Panchapalli and Thumbalalli dams used to be traditional water sources for Dharmapuri district. However due to lack of adequate rainfall resulting in acute water deficit, the Hogenakkal water supply and occasional Cauvery water supply are the only two primary sources of water for residents of the villages in the district.
Kesarkuli dam is one of the smaller dams in the vicinity. Today, however, it is evident by the shrinking land masses that the lack of rainfall has significantly impacted the water levels in the reservoir. It was scorching hot, the sun beating down on the steps up to the top of the dam. It became evident that the water body had lost a significant amount of water, with several islets of shriveled up land clinging to the edges of whatever remaining water there was.
Elsewhere in Palacode
Standing at the entrance to the Palacode Government Hospital, 60-year-old Murugesan describes how the Hogenakkal water is his village’s only source of drinking water. “We get the Hogenakkal water supply from the government once a day. The tanker comes and we are able to get water,” says the resident of Chittarnagar village.
But not everyone in the region has the same experience. Kasthuriammal, a resident of Nallur in the district, says that her village is in a pitiable state. “We don’t get Hogenakkal water or Cauvery water. We were told that the government is supposed to supply Cauvery water to us, but that too doesn’t come frequently, we are lucky if the tankers come once in two days for us to fill water. How are we supposed to live like this?” laments the 65-year-old woman. Karnataka was ordered to release 9.19 tmcft to Tamil Nadu by the Cauvery Water Management Authority for the month of June. However, Karnataka had released only 1.16 tmcft in the first ten days of June.

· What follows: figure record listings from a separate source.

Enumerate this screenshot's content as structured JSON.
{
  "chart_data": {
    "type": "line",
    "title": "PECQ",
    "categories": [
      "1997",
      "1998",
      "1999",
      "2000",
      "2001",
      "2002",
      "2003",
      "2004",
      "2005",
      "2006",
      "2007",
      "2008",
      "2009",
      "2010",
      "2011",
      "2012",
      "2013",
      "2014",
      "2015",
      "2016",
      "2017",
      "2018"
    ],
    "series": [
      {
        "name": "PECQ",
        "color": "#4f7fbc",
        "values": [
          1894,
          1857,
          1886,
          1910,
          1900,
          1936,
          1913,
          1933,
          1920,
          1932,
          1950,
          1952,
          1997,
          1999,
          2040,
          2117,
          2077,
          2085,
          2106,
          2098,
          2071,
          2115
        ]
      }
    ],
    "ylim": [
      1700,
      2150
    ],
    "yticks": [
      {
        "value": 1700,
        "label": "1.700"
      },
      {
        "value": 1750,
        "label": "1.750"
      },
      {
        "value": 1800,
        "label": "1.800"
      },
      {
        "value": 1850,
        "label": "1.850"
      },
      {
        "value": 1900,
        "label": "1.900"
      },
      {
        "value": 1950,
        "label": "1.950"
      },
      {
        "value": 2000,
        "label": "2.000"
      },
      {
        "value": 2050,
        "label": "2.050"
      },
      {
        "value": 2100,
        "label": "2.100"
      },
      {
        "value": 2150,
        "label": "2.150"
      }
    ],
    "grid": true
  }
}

Traveling long distances for poor quality water
The large white structure of the water tank looms over the village of Anjaathumile. A young girl clad in a red kurta, her head covered with a scarf to protect against the heat, was seated next to a wooden basement-like structure.
Inside the structure there is a motor which seems to be connected to the tank underground. A young, frail girl is sitting inside the structure and as the motor leaks water, a few drops at a time, the girl carefully scoops it up and into a plastic pot which she has covered with a dupatta, acting as a makeshift filter.
“They don’t know that we are collecting water like this,” the 16-year-old girl giggles nervously, referring to their family. She is one of many young people in the village who are forced to go hunting for water in neighboring localities.
Further down from the tank is another ‘mini’ tank with a few residents lining up with plastic pots, which has grown to be a familiar sight now. “When there is electricity, we are able to get water using the motor for the mini tank, but that too is usually infrequent. People come from as far away as 7 km for a mere two pots of water,” says 40-year-old Lakshmi as she picks up a pot filled with water.
Standing next in line is a man who has brought four water pots on his bike, much like Kavitha in Erudukuttahalli. “There are six of us at home, including young children, and we have to manage with this amount of water until we can manage to get some again,” he says as he ties one last filled pot to his bike before starting on his way home.